Similar behavior is observed when modeling gas production from horizontal wells with short and long fractures in reservoirs with different permeabilities. Larger cumulative gas production is obtained from horizontal wells with longer fractures, and the effect of fracture length on production is more noticeable in tight reservoirs. Horizontal wells drilled in moderate- to high- permeability reservoirs are expected to need the same optimum spacing regardless of fracture properties. This indirectly indicates that MSF horizontal wells in high-permeability reservoirs may not add significant increase to the ultimate gas recovery. Therefore, this conclusion is applicable only under the assumptions of dry gas and a homogeneous reservoir and should not be generalized.
Well-Spacing Optimization
Well Spacing vs. Reservoir Permeability.
The reservoir-permeability values considered were 0.01, 0.1, and 1.0 mD, which represent low- to moderate-permeability reservoirs in Saudi Arabia. Several wellspacing scenarios were modeled for each reservoir-permeability case to determine the optimum one. Simulation results show that closer well spacing or a higher number of wells generally leads to higher production rates, especially at early times, and ultimately to higher total gas production over the course of 20 years of production time. As well spacing becomes smaller, the drainage area for each well becomes smaller and the transient period is shorter. If the boundary is reached before the end of the 20-year production period, well interference occurs.
The relationship between reservoir permeability and well spacing states that the lower the reservoir permeability, the closer the well spacing, in order to drain the reservoir over a specified period of production time
Well Spacing vs. Number of Fractures.
The number of transverse fractures induced in horizontal wells is one of the important factors influencing optimum well spacing in tight gas reservoirs. To find the optimum spacing, two reservoir-permeability scenarios were considered: 0.01 and 0.1 mD.
To avoid flow interference, in 0.01 mD reservoirs, horizontal wells intersecting three transverse fractures need to be 500 m apart, while wells intersecting 12 fractures need to be approximately 700 m apart. As the number of transverse fractures increases, the contact area with the reservoir also increases. That leads to higher production rates, especially at an early time, and faster reservoir depletion. As a result, with more fractures intersecting horizontal wells, fewer wells are needed to drain the reservoir and more distance is needed between the wells.

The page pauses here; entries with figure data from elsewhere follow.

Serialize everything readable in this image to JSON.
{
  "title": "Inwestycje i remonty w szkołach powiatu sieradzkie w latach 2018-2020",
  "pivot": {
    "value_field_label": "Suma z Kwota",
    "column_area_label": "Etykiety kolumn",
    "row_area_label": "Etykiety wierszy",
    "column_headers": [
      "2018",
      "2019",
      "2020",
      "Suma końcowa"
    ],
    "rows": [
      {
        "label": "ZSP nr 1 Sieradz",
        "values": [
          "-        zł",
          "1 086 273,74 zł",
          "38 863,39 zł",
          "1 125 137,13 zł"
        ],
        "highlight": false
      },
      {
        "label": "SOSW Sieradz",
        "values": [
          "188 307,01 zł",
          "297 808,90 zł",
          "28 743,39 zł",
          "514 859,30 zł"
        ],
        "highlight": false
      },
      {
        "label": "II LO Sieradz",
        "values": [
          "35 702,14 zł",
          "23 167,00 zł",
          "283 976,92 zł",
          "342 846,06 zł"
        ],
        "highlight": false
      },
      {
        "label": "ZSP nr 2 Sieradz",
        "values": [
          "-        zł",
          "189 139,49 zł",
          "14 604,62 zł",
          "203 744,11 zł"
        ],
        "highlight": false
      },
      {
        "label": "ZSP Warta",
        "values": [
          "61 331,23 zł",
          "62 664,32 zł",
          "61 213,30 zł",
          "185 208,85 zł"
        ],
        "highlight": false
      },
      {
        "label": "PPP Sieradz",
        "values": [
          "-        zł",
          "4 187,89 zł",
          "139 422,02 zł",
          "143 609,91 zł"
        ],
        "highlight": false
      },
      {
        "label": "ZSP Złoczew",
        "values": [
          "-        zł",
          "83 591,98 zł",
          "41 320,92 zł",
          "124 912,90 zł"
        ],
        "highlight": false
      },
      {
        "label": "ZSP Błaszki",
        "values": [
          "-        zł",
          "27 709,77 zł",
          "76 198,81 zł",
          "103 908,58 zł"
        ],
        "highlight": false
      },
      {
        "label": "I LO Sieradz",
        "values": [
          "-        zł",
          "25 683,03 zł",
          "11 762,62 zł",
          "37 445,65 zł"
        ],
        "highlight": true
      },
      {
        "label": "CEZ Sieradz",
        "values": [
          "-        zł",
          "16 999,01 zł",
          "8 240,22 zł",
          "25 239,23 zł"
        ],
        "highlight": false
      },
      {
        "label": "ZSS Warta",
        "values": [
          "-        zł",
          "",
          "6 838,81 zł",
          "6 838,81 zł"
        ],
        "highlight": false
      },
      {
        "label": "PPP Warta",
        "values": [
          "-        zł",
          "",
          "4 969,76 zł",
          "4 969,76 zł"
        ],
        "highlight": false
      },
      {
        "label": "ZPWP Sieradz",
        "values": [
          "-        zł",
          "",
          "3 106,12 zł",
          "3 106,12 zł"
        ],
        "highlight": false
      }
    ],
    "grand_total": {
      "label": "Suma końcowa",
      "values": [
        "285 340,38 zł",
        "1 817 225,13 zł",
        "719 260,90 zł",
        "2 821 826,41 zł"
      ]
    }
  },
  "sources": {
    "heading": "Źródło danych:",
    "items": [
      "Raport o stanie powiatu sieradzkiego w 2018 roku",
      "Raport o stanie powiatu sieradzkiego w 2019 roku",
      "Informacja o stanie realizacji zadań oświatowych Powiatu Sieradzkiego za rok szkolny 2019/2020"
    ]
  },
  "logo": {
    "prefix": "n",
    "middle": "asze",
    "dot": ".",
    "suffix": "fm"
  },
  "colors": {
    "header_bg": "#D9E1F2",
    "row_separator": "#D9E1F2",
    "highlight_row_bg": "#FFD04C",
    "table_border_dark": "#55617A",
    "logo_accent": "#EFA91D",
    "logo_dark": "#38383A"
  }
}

Well Spacing vs. Fracture Half-Length.
Fracture half-length is another controlling parameter in the well-spacing-optimization study. The well spacing between multistage-fractured horizontal wells is optimized over 20 years of production. Gas production from horizontal wells was modeled in 0.01 and 0.1 mD reservoirs. Because production from 1.0 mD reservoirs is insensitive to fracture properties, higher-permeability reservoirs are not considered here. In addition, fracture spacing of 100, 200, and 300 ft was considered for scenarios of 3, 6, and 12 independent fractures.
As the fracture half-length increases, the horizontal well’s contact area with the reservoir also increases, resulting in higher production rates, increased drainage areas, and larger well spacing. Two interesting conclusions may be drawn here. First, horizontal wells with a reduced number of fractures with shorter half-lengths require reduced well spacing, whereas, with a higher number of longer fractures, a larger spacing between wells is required. Second, the product of fracture half-length and number of fractures is what influences the reservoir contact area, hence the optimum well spacing. This conclusion applies only under the assumption of a homogeneous formation, where fractures have equal contribution to flow.